Here's an example that might make it clearer. Let's say that $X$ is the set of points in some square, and let's say that $G$ is the group $Z_4 = \{0, 1, 2, 3\}$. The group action of $G$ acting on $X$ will be that if $x$ is some point of the square, then $\phi(n, x)$ is the point on the square that you get after rotating $x$ counterclockwise around the center of the square by $n\cdot90°$.
So for example the group element $1$ acts on points of the square by rotating them a quarter-turn clockwise around the center of the square, and the group element $3$ acts on points by rotating them a quarter-turn counterclockwise.
The identity element for $G$ is 0, and indeed, we have $\phi(0, x) = x$ for each $x$ in the square, since the result of rotating $x$ around the center by 0° is $x$ again.
Similarly, we want $\phi(a, \phi(b, x)) = \phi(a+b, x)$ for each $x$ in the square and each $a,b$ in $Z_4$. This just says that if we rotate first by $b\cdot90°$ and then by $a\cdot90°$ that's the same as doing a single rotation by $(a+b)\cdot90°$, which is correct. So this is indeed an action of $G=Z_4$ on the square $X$.
This is just an example—there will be many other examples that are quite different—but it's a very typical example.
One thing you should notice is that the choice of a square and $Z_4$ match up closely here.

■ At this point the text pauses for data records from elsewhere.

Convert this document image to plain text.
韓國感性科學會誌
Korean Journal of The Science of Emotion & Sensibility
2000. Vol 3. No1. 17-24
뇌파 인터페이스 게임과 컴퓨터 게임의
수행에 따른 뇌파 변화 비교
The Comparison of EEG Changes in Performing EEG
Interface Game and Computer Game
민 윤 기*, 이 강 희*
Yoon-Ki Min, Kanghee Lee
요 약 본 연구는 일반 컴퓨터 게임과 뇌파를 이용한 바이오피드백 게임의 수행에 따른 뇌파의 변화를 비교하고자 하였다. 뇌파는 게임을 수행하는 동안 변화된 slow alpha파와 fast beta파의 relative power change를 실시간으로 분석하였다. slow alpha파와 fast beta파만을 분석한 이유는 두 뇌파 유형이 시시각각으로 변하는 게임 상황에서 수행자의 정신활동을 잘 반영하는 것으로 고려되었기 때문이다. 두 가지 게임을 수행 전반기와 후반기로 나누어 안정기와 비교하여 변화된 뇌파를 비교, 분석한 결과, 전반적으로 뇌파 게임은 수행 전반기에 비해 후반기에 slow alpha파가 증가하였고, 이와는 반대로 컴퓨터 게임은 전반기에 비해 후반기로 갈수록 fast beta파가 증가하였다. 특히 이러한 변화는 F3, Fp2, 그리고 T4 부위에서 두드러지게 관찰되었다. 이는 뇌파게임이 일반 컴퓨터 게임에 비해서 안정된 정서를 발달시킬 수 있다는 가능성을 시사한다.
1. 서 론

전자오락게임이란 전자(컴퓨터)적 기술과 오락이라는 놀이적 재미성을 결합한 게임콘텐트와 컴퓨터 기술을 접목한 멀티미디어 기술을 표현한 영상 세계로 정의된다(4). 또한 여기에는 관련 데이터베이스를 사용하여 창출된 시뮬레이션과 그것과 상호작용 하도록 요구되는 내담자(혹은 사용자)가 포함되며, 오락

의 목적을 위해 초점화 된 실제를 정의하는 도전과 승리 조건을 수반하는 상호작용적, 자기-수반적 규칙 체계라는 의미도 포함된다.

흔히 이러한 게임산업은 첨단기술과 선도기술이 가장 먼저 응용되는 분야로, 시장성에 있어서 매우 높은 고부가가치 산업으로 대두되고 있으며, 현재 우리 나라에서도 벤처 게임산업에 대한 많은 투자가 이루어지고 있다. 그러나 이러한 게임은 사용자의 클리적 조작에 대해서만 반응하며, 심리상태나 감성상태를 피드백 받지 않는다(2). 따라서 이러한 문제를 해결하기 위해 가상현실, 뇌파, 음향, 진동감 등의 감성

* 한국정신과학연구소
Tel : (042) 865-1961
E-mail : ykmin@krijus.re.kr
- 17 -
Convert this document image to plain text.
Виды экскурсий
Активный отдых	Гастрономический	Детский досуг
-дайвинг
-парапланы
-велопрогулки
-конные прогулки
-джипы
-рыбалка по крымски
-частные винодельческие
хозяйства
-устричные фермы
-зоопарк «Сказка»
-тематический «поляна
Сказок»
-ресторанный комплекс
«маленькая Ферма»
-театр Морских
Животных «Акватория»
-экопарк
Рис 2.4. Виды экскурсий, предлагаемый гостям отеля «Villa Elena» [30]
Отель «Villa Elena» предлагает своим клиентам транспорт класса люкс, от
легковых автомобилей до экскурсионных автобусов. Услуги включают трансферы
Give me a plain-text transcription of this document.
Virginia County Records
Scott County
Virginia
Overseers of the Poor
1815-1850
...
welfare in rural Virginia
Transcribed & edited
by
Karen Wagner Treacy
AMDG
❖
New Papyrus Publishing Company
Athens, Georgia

For example, suppose we took $Z_3$ instead of $Z_4$, but we say that $n$ still represents a rotation of $n\cdot90°$. In $Z_3$ we have $1+2 = 0$, so we should have that $\phi(1, \phi(2, x)) = \phi(1+2, x) = \phi(0, x)$ for any $x$ in the square. But this is wrong. Say $x$ is the upper right corner of the square. Then $\phi(2, x)$ is the lower left corner, and $\phi(1, \phi(2,x))$ is the lower right corner. But $\phi(0, x)$ is the upper right corner, not the lower right corner, so this is not an example of a group action.